The Angolan presidency who made the announcement via Facebook on Friday said he died following a long illness, describing him as “a statesman of great historical scale who governed the Angolan nation through very difficult times.”

He was hospitalised in Spain and placed in intensive care after suffering a cardiac arrest on June 23.

Dos Santos, one of Africa’s longest-serving leaders, stepped down five years ago. His rule was marked by a brutal civil war lasting nearly three decades against the US-backed Unita rebels – which the former president won in 2002 – and a subsequent oil-fuelled boom.

He was replaced in 2017 by Lourenço, who, despite being from the incumbent’s People’s Movement for the Liberation of Angola, swiftly moved to investigate allegations of multibillion-dollar corruption during the Dos Santos era, targeting the former leader’s children.

Dos Santos, who was married four times, is survived by his current wife, Ana Paula, with whom he has three children. He is known to have at least three other children and various grandchildren.

Dos Santos had mostly lived in Barcelona since stepping down in 2017 and he reportedly had been undergoing treatment there for health problems.

Angola’s current head of state, Joao Lourenco, announced five days of national mourning starting Friday, when the country’s flag will fly at half-staff and public events are cancelled.

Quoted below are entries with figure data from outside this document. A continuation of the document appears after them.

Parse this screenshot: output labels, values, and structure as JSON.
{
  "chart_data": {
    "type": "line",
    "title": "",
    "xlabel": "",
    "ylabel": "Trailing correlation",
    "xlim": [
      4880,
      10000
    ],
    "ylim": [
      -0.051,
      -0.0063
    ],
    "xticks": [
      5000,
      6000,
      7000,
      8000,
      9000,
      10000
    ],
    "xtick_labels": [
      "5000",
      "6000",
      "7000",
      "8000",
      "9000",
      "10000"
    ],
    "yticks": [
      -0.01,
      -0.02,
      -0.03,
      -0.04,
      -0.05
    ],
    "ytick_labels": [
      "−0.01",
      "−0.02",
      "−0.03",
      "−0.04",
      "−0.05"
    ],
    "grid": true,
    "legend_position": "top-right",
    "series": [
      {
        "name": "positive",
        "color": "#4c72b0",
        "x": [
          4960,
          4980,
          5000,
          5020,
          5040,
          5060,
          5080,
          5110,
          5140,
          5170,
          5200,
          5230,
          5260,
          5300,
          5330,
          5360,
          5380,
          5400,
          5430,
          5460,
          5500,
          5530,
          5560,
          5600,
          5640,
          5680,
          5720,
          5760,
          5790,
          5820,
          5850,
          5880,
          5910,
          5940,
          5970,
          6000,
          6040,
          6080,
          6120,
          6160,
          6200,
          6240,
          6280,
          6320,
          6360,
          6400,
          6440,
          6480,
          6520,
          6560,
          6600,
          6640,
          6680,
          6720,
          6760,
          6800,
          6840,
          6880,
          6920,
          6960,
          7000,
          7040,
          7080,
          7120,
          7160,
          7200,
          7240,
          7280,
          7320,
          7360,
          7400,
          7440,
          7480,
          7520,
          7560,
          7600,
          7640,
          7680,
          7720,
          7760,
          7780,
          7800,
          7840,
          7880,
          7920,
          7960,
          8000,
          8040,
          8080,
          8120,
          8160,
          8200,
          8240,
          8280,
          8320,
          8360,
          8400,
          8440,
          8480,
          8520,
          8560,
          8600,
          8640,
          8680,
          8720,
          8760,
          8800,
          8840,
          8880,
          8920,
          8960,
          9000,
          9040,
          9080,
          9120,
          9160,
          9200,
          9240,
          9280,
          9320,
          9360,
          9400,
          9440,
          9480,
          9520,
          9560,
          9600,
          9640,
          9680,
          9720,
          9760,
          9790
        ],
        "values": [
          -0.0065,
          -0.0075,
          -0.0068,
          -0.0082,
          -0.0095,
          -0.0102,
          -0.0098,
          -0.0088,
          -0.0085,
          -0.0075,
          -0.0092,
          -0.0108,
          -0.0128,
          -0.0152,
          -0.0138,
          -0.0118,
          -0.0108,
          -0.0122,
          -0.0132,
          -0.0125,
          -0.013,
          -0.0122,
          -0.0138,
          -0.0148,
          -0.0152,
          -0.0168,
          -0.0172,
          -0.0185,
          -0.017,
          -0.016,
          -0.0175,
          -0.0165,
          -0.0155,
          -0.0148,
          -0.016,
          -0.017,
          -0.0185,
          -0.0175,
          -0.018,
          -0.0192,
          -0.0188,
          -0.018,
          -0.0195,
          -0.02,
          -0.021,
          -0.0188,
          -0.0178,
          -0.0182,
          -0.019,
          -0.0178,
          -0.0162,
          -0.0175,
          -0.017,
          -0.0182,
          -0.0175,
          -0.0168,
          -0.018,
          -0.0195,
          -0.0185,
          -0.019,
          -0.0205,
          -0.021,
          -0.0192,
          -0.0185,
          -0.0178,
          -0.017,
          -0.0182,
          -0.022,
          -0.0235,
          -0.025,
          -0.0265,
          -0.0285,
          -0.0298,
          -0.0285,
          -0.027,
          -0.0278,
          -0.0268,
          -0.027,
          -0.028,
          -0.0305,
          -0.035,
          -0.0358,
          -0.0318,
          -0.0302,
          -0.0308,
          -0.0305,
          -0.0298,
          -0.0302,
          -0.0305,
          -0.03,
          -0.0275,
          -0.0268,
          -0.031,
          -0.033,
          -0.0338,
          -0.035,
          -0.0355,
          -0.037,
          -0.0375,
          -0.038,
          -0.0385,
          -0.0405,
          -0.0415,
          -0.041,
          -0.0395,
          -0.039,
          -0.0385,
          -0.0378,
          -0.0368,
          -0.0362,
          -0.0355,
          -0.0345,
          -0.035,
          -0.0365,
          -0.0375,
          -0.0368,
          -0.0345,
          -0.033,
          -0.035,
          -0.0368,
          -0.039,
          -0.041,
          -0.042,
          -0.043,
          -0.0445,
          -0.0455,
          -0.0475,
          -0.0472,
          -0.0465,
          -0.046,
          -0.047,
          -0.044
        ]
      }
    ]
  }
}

Dos Santos came to power four years after Angola gained independence from Portugal and became enmeshed in the Cold War as a proxy battlefield.

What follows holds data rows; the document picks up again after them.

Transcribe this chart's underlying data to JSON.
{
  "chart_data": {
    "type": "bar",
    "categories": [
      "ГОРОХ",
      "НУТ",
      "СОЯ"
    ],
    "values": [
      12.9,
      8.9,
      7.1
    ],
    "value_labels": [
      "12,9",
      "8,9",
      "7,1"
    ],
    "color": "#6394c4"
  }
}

His political journey spanned single-party Marxist rule in post-colonial years and a democratic system of government adopted in 2008. He voluntarily stepped down when his health began failing.

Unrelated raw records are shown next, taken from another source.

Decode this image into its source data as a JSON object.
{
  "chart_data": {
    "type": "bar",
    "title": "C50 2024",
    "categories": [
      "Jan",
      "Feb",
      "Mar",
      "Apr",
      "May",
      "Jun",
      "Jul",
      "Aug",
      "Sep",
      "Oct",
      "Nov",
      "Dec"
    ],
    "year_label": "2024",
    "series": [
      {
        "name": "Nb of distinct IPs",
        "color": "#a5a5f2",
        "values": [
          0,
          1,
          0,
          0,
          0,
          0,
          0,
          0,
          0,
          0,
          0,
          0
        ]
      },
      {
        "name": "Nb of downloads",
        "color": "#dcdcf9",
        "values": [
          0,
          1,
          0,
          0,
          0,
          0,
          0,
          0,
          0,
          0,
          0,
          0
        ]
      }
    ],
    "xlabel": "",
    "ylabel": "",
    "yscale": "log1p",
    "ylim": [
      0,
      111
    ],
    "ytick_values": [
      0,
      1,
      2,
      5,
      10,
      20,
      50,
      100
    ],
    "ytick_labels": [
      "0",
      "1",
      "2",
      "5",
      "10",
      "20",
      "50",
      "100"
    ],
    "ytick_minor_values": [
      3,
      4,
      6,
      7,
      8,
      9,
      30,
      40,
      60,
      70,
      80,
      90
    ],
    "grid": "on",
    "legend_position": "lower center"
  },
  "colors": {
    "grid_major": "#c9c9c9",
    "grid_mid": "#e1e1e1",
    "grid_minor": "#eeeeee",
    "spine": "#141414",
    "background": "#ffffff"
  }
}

In public, dos Santos was unassuming and even appeared shy at times. But he was a shrewd operator behind the scenes.

He kept a tight grip on the 17th-century presidential palace in Luanda, the southern African country’s Atlantic capital, by distributing Angola’s wealth between his army generals and political rivals to ensure their loyalty. He demoted anyone he perceived to be gaining a level of popularity that could threaten his command.

Dos Santos’ greatest foe for more than two decades was Jonas Savimbi, leader of the UNITA rebels whose post-independence guerrilla insurgency fought in the bush aimed to oust dos Santos’ Popular Movement for the Liberation of Angola, or MPLA.

The MPLA had financial support from the Soviet Union and military support from Cuba in its war against UNITA. Savimbi was backed by the United States and South Africa.

The war would last, with brief periods of U.N.-brokered peace, until 2002 when the army finally tracked down Savimbi in eastern Angola and killed him.

Dos Santos abruptly shed his Marxist policies after the collapse of the Soviet Union in the early 1990s. He moved closer to Western countries, whose oil companies invested billions of dollars in mostly offshore exploration.